I think this might be my 50 bazillionth post on waiting. Have I mentioned that waiting is a pretty big part of adoption? ; ) This time I am not really sure what we are waiting for. When we adopted embryos with Snowflakes the legal process and procedures were very transparent. Now that we are adopting embryos directly through FASAC (our clinic) I am not really sure what comes next or how much longer we wait. I am actually unaware of what we are waiting for at this time. All I do know is that last Friday (Jan. 15) I got a call from the clinic to tell me that our donor family had met with their lawyer (supposedly to draw out a contract) and that she should be hearing from them that day. Well over one week later we have heard nothing from the clinic or our lawyer who said she would call their lawyer everyday to find out what is going on. Waiting would be easier if I knew what we were waiting for. I've seen a donor contract before. It is not complicated. It is actually very cut and paste and supposedly the donor family's lawyer has done them many times before so I am a bit worried that the only reason why we are waiting so long to get this contract is because the donor family. . . .(gulp) . . . is having second thoughts. If they pull out of our donation I think Dan and I should win an award for suffering the most rejection in one calendar year. I could be wrong. Maybe everything is fine. But it has been extremely consistent in the past that when we wait for a donor family for an unusual amount of time and they are difficult for the clinic to contact that the match is doomed. It is just really frustrating. I almost don't need to say it because you all have walked with us through this so many times already. We have the money for the transfer. I just reordered my medications. I am prepared to take time off for the transfer IN FEBRUARY! We need this to happen. It is a good thing I have spin class in an hour. I need to burn off some stress.
9 comments:
My goodness...I know this is so frustrating for you guys! You really have had to wait so long for your donors to sign paperwork (numerous times). I hope this gets sorted out soon and you will be able to have your FET in February!

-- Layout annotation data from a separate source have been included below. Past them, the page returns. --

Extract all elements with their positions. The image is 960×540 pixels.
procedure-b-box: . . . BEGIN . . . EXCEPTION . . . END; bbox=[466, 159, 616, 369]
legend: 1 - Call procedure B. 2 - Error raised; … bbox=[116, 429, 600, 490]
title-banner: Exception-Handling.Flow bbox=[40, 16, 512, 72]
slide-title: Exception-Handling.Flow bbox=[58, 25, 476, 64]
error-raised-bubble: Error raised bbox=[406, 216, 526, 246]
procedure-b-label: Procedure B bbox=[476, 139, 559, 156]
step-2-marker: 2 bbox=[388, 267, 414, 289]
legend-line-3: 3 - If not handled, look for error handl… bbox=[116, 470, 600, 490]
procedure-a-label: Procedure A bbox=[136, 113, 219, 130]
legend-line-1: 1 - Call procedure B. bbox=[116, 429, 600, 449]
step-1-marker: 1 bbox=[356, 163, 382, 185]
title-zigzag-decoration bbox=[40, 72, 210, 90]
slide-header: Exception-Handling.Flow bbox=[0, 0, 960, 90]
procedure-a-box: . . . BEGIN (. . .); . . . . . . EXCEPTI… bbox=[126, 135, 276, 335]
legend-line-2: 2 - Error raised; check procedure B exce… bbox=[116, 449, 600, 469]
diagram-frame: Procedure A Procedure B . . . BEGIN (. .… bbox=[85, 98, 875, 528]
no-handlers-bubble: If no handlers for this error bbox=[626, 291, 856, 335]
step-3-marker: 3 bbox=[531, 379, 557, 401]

Praying and walking with you through this hard part of waiting.
Oh brother! I wish I knew what to say. I guess the only thing is to tell you that we continue to pray daily for you. Love you.
Good grief~ how frustrating! I can't imagine. Praying for you guys and hoping you'll be able to have your Feb. FET!
I am praying as always. I don't understand any of this either. :( Praying that February is still a go!
Praying that things start moving....
I'm so sorry it's taking so long. I hope you get your answers soon!
Thanks for the comment and encouragement! Waiting is the hardest thing on the planet. Especially when you've been trying for so long!!
Good luck to you!! I have started following your journey!!! :0)
Hi Elizabeth!
Waiting IS hard. I once saw a T-Shirt that said WAIT TEAM instead of WEIGHT TEAM....you definately are on the WAIT TEAM!!!